Device blocking while evaluating kernel Intended operation?

I’ve got a kernel that takes ~3 seconds to evaluate to completion. It appears that when I launch the kernel, it does not evaluate until I call cudaDeviceSynchronize() and locks the display driver until it completes. This required disabling TDR; otherwise Windows would assume the device was hung and would restart it mid-CUDA evaluation and interrupt the kernel.

For example:

my_kernel<<<dimGrid, dimBlock>>>(param a, param b);

cudaDeviceSynchronize();

Evaluates successfully, but freezes the entire display driver for 3s until it is completed.

However, this example:

my_kernel<<<dimGrid, dimBlock>>>(param a, param b);

sleep(5000);

cudaDeviceSynchronize();

Evaluates successfully, but puts the process to sleep for 5s then freezes the display driver for 3s. I was under the impression that kernel launches were asynchronous and launched at the point where you call <<<>>>, which would imply that the display driver would be able to context switch between evaluating the CUDA calls and updating the frame buffer. Is this not the case?
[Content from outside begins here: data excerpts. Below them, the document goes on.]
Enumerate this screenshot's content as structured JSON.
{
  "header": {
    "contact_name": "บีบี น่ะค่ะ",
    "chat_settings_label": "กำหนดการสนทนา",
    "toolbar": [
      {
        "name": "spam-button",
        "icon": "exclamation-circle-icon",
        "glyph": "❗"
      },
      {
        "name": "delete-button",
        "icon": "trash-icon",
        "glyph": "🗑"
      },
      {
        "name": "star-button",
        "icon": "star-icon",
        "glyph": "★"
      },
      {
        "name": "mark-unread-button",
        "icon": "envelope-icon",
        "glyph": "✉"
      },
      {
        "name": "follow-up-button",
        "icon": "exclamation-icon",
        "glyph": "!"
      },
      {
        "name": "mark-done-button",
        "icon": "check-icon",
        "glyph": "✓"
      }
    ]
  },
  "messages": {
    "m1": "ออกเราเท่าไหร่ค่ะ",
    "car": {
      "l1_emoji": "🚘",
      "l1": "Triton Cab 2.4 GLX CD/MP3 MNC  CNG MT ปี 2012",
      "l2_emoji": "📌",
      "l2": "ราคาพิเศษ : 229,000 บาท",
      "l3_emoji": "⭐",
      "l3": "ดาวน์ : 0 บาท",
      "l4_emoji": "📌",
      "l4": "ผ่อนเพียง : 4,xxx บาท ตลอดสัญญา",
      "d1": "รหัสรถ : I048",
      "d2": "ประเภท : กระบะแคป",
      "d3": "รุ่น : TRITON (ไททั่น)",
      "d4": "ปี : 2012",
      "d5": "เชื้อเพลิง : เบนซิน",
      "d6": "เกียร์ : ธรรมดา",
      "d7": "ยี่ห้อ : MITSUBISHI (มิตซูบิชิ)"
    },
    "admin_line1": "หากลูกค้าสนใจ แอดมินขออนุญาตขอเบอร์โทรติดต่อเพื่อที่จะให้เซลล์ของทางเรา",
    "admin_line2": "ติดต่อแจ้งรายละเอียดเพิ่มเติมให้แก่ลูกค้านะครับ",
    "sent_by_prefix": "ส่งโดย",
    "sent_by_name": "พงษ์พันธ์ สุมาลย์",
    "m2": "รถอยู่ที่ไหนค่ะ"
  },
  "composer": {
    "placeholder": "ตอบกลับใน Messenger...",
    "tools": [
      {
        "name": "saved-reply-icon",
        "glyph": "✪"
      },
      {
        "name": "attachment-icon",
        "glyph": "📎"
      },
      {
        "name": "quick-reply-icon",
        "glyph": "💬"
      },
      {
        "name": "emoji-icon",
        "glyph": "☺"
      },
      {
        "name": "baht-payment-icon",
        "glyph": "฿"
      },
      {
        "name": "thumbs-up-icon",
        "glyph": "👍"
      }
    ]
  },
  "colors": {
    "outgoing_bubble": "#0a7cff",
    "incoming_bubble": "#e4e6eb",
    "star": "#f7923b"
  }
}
Disclaimer: I’m quite new to CUDA and most likely doing something wrong

Setup:

Card - GeForce 580m

SDK - 4.0

Compiled for - compute_20;sm_21

Driver - Latest (as of Sunday)

Platform - x64

They aren’t exactly asynchronous on WDDM (standard Win7 display devices) yet. Basically, launching a kernel on WDDM is expensive because we have to hand it off to the kernel, which then hands it to the device. This makes launching a kernel 10x slower on WDDM than on other drivers. What we do to amortize that a bit is wait for a user to launch a batch of work and then push all that to the kernel at once (as soon as there’s “enough” work queued up). However, as you’ve seen, if you launch only one kernel, it won’t launch until you try to synchronize with the GPU because we’re waiting for more work. (Someday, we’ll have a better way to do this, but it hasn’t quite been finished yet…)
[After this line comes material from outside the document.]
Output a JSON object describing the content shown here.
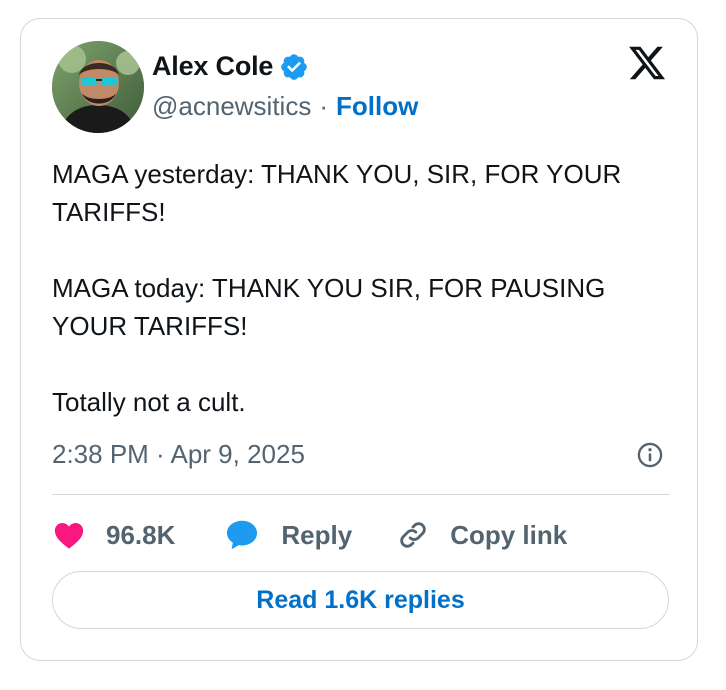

Easy way to work around this: if you’re sure you want to launch work at this exact moment (to guarantee CPU/GPU overlap on WDDM or something like that), toss in a cudaStreamQuery(0). This will flush all pending work. You don’t need to do this on other operating systems, and in general the only time you need to do it right now is if you’re absolutely sure you want a kernel to launch immediately for CPU/GPU overlap. And yes, we will make this better (launch after a timeout) in a future driver release.

Perfect explanation! Thanks for the follow-up, I’ll give the work-around a shot tomorrow.